A lot of the time, people immediately assumed that it had to with language ability and that a disproportionate number of people-of-colour on our campus spoke English as a second language. And yet we still had a strong cadre of non-white writers who had no trouble distinguishing between en- and em-dashes.

Was it because white people were more drawn to "softer" subject areas such as English and political science, the primordial ooze from where student journalists are created, with people of colour disproportionately represented in the sciences and engineering? That was certainly true to an extent amongst the faculties, but then why were non-white writers who were already interested in journalism less likely to stick around the paper long-term?

Another possible cultural explanation would be that even for those non-white writers who wanted to get into media, journalism school was seen as a better route, especially for people who come from a number of East and South Asian backgrounds that place enormous value on possessing credentials.

Or perhaps the time commitment involved with being an editor at the paper meant that people who still lived at home in the suburbs (which in Metro Vancouver tend to be less white than the cities) and had to commute long distances were less likely to take that sort of opportunity.

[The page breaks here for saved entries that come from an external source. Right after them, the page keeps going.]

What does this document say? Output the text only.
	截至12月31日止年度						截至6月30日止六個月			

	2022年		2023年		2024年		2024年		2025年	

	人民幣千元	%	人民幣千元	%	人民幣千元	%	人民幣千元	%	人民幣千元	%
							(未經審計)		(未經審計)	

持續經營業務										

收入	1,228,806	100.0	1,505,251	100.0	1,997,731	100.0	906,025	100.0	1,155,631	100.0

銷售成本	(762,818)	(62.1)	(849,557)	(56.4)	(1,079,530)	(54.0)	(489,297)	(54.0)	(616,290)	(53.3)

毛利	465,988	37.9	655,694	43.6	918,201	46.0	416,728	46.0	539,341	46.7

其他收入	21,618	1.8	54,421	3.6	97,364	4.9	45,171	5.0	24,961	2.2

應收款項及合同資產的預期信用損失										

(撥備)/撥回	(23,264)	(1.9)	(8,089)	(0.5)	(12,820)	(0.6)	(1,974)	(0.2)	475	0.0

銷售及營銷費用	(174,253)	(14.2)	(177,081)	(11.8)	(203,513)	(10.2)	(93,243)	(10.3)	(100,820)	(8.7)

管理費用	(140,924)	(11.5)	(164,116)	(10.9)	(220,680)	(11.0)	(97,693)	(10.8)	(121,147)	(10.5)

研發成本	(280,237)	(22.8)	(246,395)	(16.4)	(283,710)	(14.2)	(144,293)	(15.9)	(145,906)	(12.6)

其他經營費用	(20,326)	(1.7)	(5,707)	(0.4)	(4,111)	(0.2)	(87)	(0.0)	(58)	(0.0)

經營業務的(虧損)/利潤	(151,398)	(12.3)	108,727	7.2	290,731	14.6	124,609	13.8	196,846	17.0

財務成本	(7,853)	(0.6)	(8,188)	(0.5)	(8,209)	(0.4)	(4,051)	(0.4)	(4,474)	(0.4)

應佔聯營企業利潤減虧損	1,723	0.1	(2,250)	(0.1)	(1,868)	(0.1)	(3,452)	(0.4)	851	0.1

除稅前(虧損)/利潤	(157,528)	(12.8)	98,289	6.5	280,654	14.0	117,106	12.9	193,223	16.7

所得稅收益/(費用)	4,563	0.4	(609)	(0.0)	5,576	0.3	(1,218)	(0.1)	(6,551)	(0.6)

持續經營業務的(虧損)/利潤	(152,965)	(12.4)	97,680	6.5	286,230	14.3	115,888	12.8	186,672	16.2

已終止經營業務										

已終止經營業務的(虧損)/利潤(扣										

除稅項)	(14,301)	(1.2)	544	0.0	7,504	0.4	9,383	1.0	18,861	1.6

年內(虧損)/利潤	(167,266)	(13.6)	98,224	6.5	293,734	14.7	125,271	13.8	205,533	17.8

The final, and most disturbing idea, was that there was something inherit in the culture of the paper that either turned people of colour off from working there or else we actively and unconsciously created a hostile atmosphere. This could range from a collective love of booze that people from certain background might not share, or else a system where the people in charge would mentor people like them to take over their roles.

The likely answer is, as with all things, going to be more complicated than a single factor. But it does demonstrate that the problems with journalism starts at the beginning. And this of course isn't even getting into the many issues that writers of colour will face when they attempt to enter the workforce or try and move up the ladder.